Inspiration

 Braille is the lifeline of millions of visually impaired students across India. Yet the people around 

them: teachers in mainstream schools, parents at home, volunteers, and NGO workers cannot read a single dot.

 We watched a teacher hold a student's Braille homework and have absolutely no idea what was written on it. That moment stayed with us.

Over 8 million visually impaired people live in India. Thousands of them study in mainstream inclusive schools where their teachers have never been trained in Braille. The student does the work. The teacher cannot read it. The gap between them is silent - but enormous. 

We built DotSense to close that gap!

What it does

DotSense is an AI-powered mobile app for teachers of visually impaired students. Point your phone camera at a student's physical Braille homework. The app reads it aloud in English instantly.

But we didn't stop there.

We built a complete teacher workflow:

  • Scan : Camera captures real physical Braille.
  • Read aloud : Text-to-speech reads each line automatically.
  • Grade Mode : Teacher taps words to mark correct, error, or partial.
  • Private Gradebook : Scores saved only on device, never shared.
  • Admin Reports : Anonymous class-wide data for school administration.
  • Scan History : Full record of all past scans.

How we built it

  • Mobile Framework : React Native + Expo SDK 54.
  • Camera : expo-camera.
  • AI Vision : Groq API - Llama 4 Scout Vision.
  • Text-to-Speech : expo-speech.
  • PDF Export : expo-print + expo-sharing.
  • Local Storage : AsyncStorage.
  • Navigation : React Navigation Stack.

Challenges we ran into

1. Physical Braille is hard to detect:

Unlike printed text, Braille dots are raised bumps. Camera images of Braille look almost blank to the human eye. Getting the AI to reliably detect and translate them required multiple prompt iterations and lighting recommendations built into the UI.
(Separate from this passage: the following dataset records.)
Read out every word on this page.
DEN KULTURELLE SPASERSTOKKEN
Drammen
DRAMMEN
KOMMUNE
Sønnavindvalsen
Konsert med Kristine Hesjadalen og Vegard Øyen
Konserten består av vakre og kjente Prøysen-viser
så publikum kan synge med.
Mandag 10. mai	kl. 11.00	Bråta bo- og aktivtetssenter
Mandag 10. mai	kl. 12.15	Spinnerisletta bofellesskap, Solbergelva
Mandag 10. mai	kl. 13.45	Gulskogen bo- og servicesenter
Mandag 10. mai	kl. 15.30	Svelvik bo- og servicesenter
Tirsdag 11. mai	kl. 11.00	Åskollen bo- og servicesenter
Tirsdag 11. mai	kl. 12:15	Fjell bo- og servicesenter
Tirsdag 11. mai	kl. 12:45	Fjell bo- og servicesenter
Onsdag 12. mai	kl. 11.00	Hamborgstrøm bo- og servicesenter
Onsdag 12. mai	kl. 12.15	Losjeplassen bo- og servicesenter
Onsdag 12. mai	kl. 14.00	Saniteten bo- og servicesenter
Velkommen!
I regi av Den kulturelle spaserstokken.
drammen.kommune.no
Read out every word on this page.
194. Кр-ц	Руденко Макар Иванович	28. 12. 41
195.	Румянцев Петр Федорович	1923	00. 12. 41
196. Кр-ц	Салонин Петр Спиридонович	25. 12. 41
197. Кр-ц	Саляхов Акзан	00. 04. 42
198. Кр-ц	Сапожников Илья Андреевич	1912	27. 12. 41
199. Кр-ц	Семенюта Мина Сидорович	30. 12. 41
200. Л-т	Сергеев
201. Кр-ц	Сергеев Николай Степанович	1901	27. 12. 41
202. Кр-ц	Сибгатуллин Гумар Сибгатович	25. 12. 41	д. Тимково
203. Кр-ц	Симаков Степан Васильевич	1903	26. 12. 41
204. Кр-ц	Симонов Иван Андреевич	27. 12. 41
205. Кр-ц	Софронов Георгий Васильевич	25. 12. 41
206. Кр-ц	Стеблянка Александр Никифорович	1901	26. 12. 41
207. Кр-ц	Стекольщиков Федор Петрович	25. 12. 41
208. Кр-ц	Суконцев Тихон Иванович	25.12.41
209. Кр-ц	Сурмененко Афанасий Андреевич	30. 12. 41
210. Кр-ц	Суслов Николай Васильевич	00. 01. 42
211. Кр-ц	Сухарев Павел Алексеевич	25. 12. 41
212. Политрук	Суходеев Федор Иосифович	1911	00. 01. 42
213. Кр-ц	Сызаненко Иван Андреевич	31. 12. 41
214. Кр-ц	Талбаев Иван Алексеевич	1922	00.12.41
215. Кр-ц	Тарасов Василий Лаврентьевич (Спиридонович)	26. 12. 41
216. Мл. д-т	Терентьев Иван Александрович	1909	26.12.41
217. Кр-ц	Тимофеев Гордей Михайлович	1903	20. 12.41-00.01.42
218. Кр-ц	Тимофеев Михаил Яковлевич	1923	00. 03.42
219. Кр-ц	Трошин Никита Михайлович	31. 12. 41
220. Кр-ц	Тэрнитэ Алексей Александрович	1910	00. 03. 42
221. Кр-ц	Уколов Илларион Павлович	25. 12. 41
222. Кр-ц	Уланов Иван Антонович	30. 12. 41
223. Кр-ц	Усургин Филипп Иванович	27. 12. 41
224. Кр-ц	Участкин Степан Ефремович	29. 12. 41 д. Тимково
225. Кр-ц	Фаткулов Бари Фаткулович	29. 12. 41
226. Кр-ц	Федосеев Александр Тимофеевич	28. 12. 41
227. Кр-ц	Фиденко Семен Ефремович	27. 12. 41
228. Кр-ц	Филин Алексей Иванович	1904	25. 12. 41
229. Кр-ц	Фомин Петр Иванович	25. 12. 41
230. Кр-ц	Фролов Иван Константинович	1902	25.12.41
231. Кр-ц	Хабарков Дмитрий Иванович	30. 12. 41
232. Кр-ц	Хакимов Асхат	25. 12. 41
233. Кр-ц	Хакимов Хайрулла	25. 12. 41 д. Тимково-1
2. Privacy vs. usefulness tension:

We wanted to show teachers detailed per-student reports but realized this could harm student dignity. We redesigned the reporting system entirely keeping individual data private on-device and only sharing anonymous aggregate data with administration.

3. Real-time vs. accuracy tradeoff

True real-time Braille detection (30fps) was too inaccurate. We switched to a capture-then-analyze model which gave significantly better translation accuracy at the cost of a 2-3 second processing delay - an acceptable tradeoff for classroom use.

Accomplishments that we're proud of

Most Braille apps stop at "scan and speak." We thought deeper. We found a proper usecase of it, where it actually needed. Blind student will feel different after knowing that his homework or classwork will be checked separately by different person who knows braille than a class teacher.

What we learned

  • Physical Braille detection is a genuinely hard computer vision problem - embossed dots produce subtle shadows that vary with lighting and paper quality.
  • Groq's Llama 4 Scout vision model handles image-to-text surprisingly well for structured dot patterns
  • Designing for dignity and privacy is just as important as building features - technology that embarrasses its users fails them.

What's next for DotSense

  • On-device CV model : Train a lightweight custom model specifically on Braille dot patterns for offline, faster, more accurate detection.
  • Bharati Braille support : Extend to unified Indian language Braille script covering Hindi, Marathi, Tamil and other regional languages.
  • Voice commands - Fully hands-free operation for teachers.
  • Class progress graphs : Visual week-by-week improvement tracking per student (private, teacher-only).